Khaled Kourdoghli

Personal information
- Birth name: Khaled Abdel Qader Kourdoghli
- Date of birth: January 31, 1997 (age 29)
- Place of birth: Latakia, Syria
- Height: 1.78 m (5 ft 10 in)
- Position: Left-back

Team information
- Current team: Al-Minaa
- Number: 70

Youth career
- Tishreen

Senior career*
- Years: Team / Apps / (Gls)
- 2016–2021: Tishreen
- 2021–2023: Naft Al-Wasat
- 2023–2024: Al-Wehdat
- 2024–2025: Erbil
- 2025–2026: Homs Al-Fedaa
- 2026: Duhok
- 2026–: Al-Minaa

International career^{‡}
- 2012: Syria U16 / 4 / (1)
- 2018–2020: Syria U23 / 9 / (0)
- 2019–: Syria / 41 / (0)

= Khaled Kourdoghli =

Syrian footballer (born 1997)

Khaled Abdel Qader Kourdoghli (خالد كردغلي; born 31 January 1997) is a Syrian professional footballer who plays as a left-back for Al-Minaa and the Syria national team.

==Club career==
Kourdoghli began his senior career with the Syrian Premier League club Tishreen in 2016, and helped them win successive leagues in 2020 and 2021 after extending his contract on 31 January 2021. On 8 July 2021, he again extended his contract with Tishreen. On 8 August 2021, he transferred to the Iraqi club Naft Al-Wasat. On 18 July 2023, he moved to the Jordanian club Al-Wehdat.

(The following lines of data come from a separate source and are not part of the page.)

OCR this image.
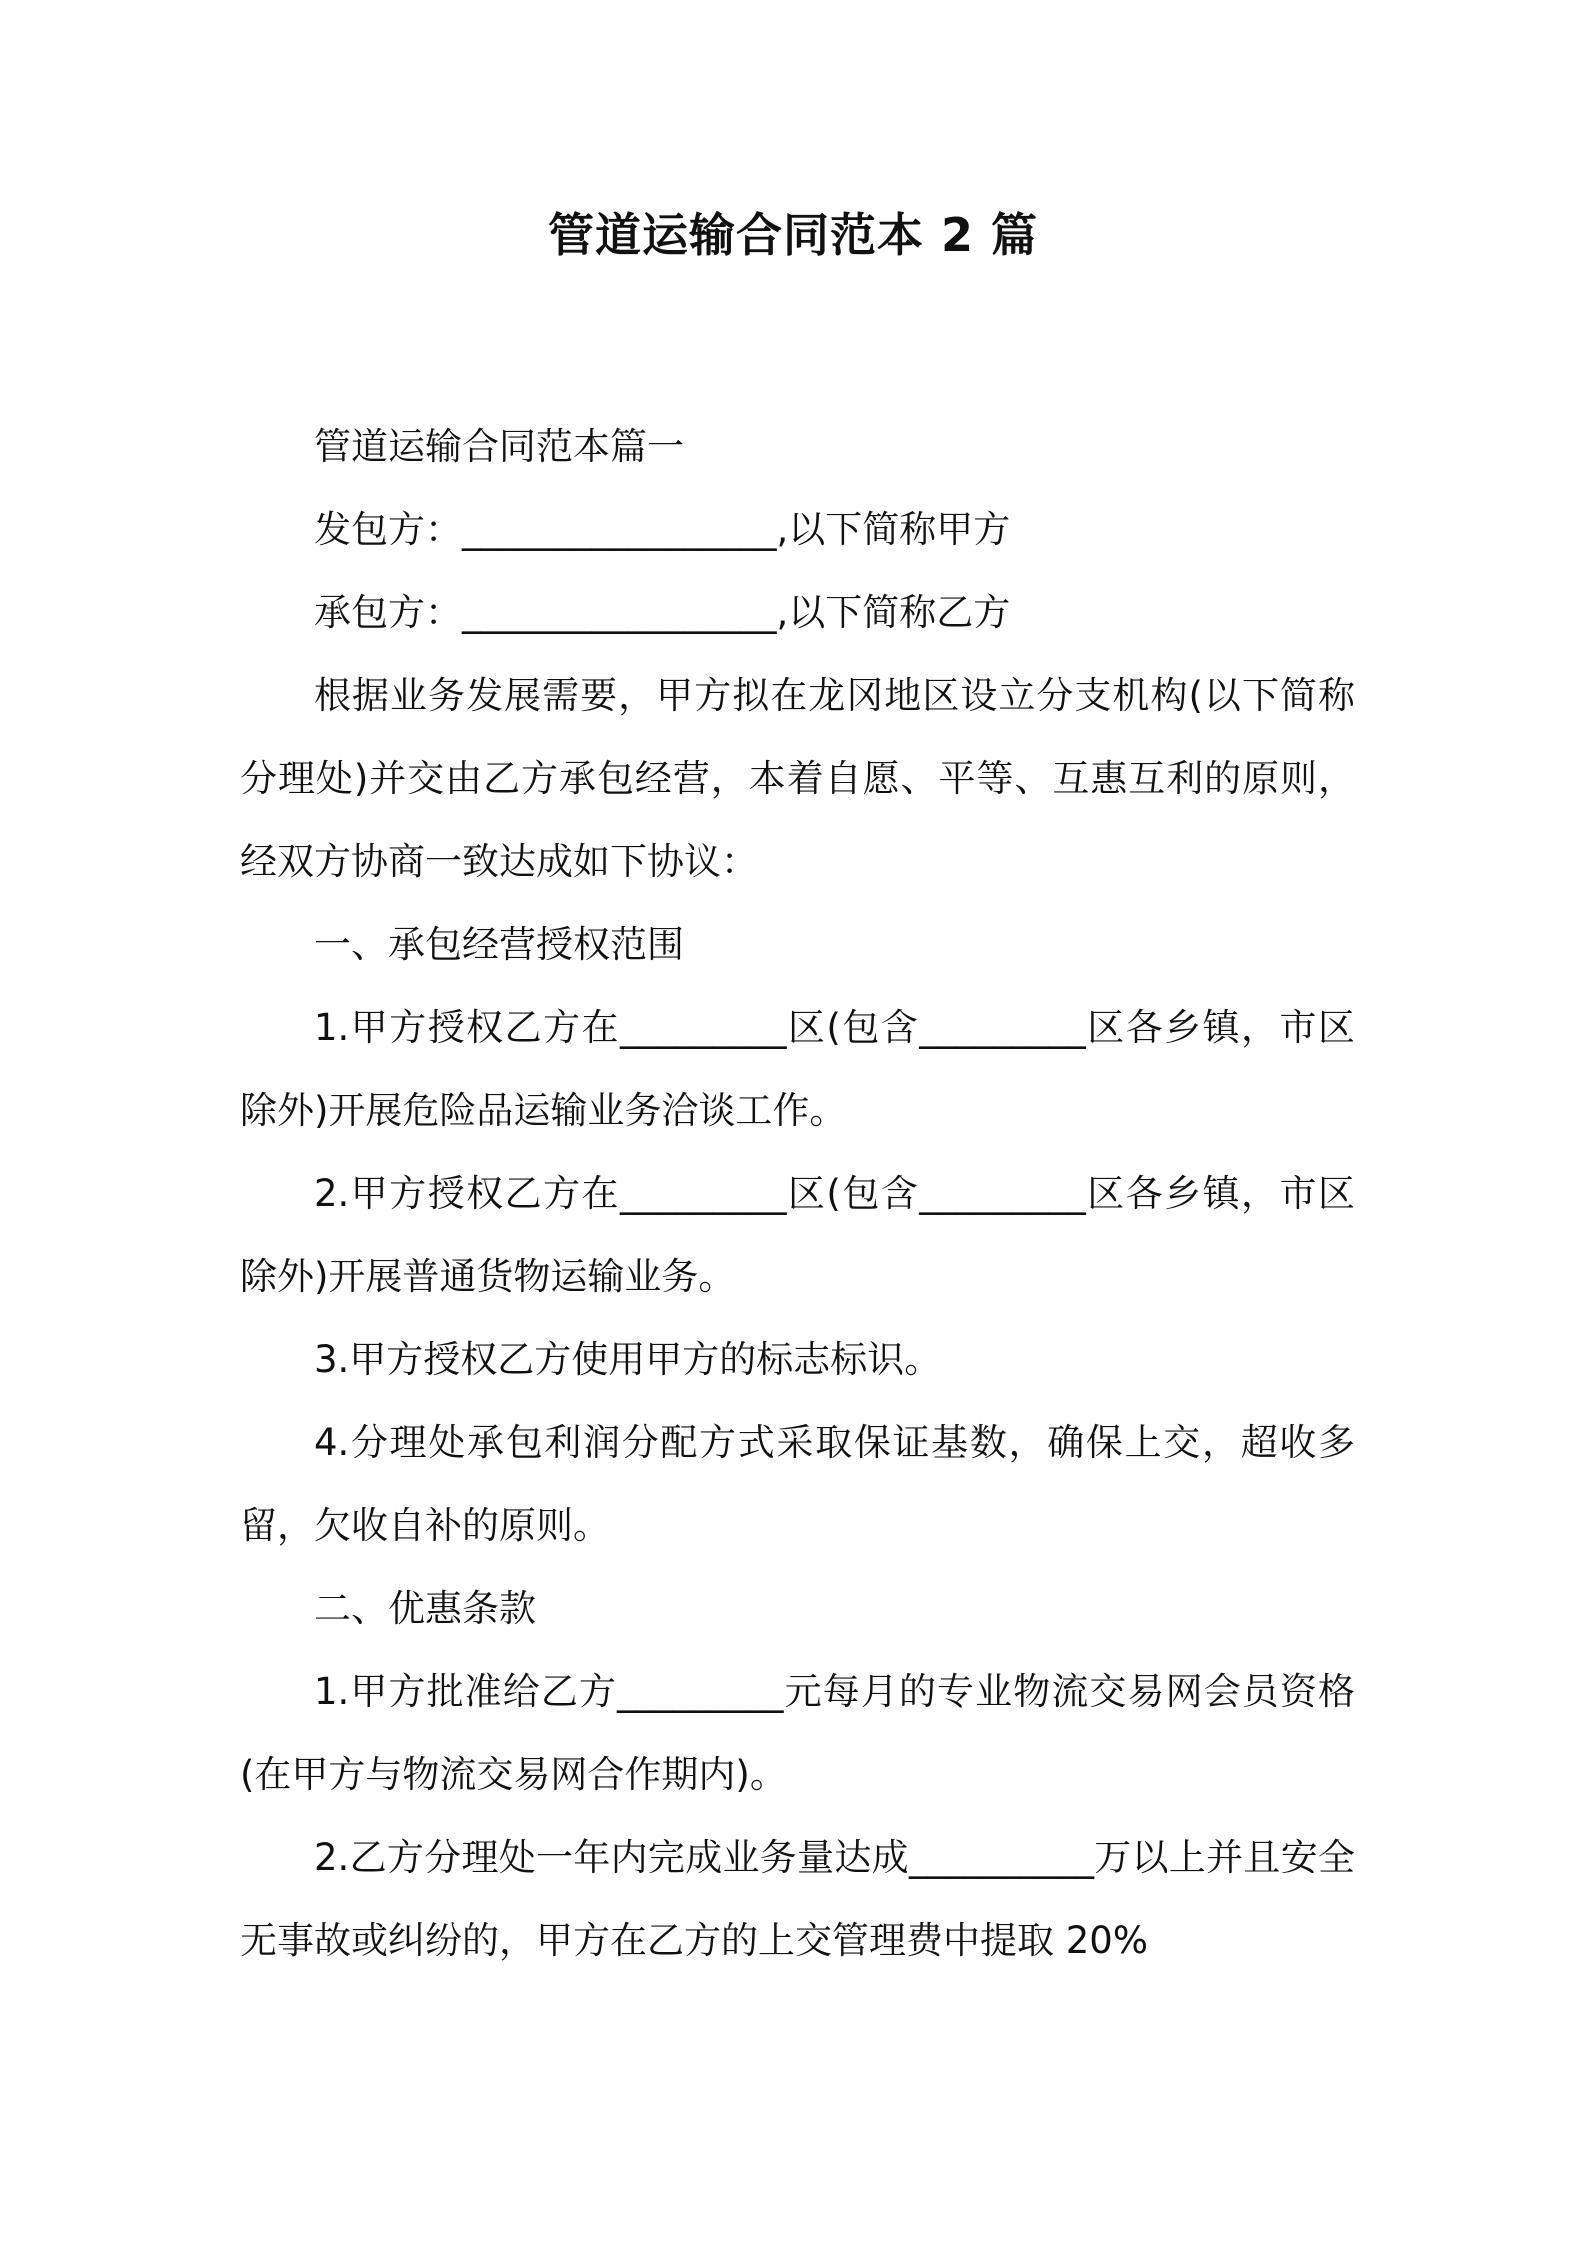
管道运输合同范本 2 篇

管道运输合同范本篇一

发包方：_________________,以下简称甲方

承包方：_________________,以下简称乙方

根据业务发展需要，甲方拟在龙冈地区设立分支机构(以下简称分理处)并交由乙方承包经营，本着自愿、平等、互惠互利的原则，经双方协商一致达成如下协议：

一、承包经营授权范围

1.甲方授权乙方在_________区(包含_________区各乡镇，市区除外)开展危险品运输业务洽谈工作。

2.甲方授权乙方在_________区(包含_________区各乡镇，市区除外)开展普通货物运输业务。

3.甲方授权乙方使用甲方的标志标识。

4.分理处承包利润分配方式采取保证基数，确保上交，超收多留，欠收自补的原则。

二、优惠条款

1.甲方批准给乙方_________元每月的专业物流交易网会员资格(在甲方与物流交易网合作期内)。

2.乙方分理处一年内完成业务量达成__________万以上并且安全无事故或纠纷的，甲方在乙方的上交管理费中提取 20%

On 31 July 2026, he moved to the Iraq Stars League club Al-Minaa, and the club officially announced his signing.

==International career==
Kourdoghli played for the Syria U23s at the 2018 Asian Games. He debuted for the senior Syria national team in a 5–2 friendly win over North Korea on 8 July 2019. He was called up to the national team for the 2023 AFC Asian Cup.

==Personal life==
Kourdoghli comes from a footballing family, as his grandfather Khaled, father Muhammad, uncles Abdul Kader, Ahmed, and Hisham Kourdoghli all played professional football in Syria. On 22 August 2023 he was married in Syria.